BST Inorder Predecessor in DSA Javascript - Time & Space Complexity

We want to understand how long it takes to find the inorder predecessor in a Binary Search Tree (BST).

Specifically, how the time grows as the tree gets bigger.

Analyze the time complexity of the following code snippet.

function inorderPredecessor(root, node) {
  if (node.left) {
    let pred = node.left;
    while (pred.right) {
      pred = pred.right;
    }
    return pred;
  }
  let pred = null;
  let curr = root;
  while (curr) {
    if (node.val > curr.val) {
      pred = curr;
      curr = curr.right;
    } else {
      curr = curr.left;
    }
  }
  return pred;
}
    

This code finds the inorder predecessor of a given node in a BST by checking left subtree or ancestors.

Identify the loops, recursion, array traversals that repeat.

• Primary operation: Traversing down the tree nodes using while loops.
• How many times: At most, it moves down the height of the tree twice: once to find the rightmost node in left subtree, or once to find the ancestor.

As the tree grows taller, the number of steps to find the predecessor grows roughly with the tree height.

Input Size (n)	Approx.

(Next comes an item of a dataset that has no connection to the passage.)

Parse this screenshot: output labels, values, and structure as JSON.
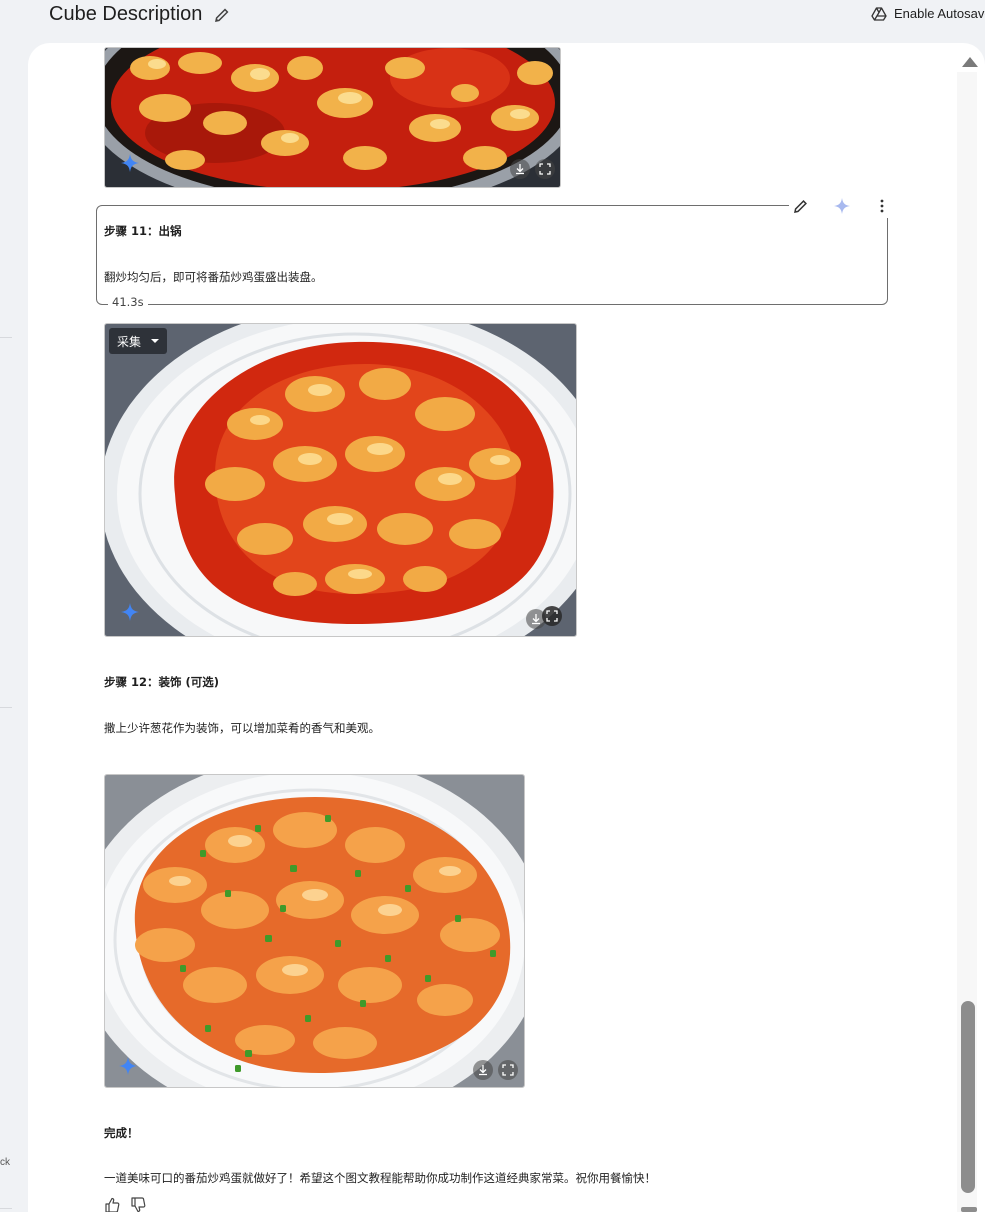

Operations
10	Up to about 3-4 steps (tree height ~3-4)
100	Up to about 7 steps (tree height ~7)
1000	Up to about 10 steps (tree height ~10)

Pattern observation: The steps grow slowly as the tree height grows, not directly with total nodes.

Time Complexity: O(h)

This means the time depends on the height of the tree, which is how deep it is from root to leaf.

[X] Wrong: "Finding the inorder predecessor always takes time proportional to the number of nodes (n)."

[OK] Correct: We only move down the tree height, not all nodes, so time depends on height (h), not total nodes (n).

Understanding this helps you explain how tree shape affects search times, a key skill for working with BSTs and similar structures.

"What if the BST is balanced versus completely unbalanced? How would the time complexity change?"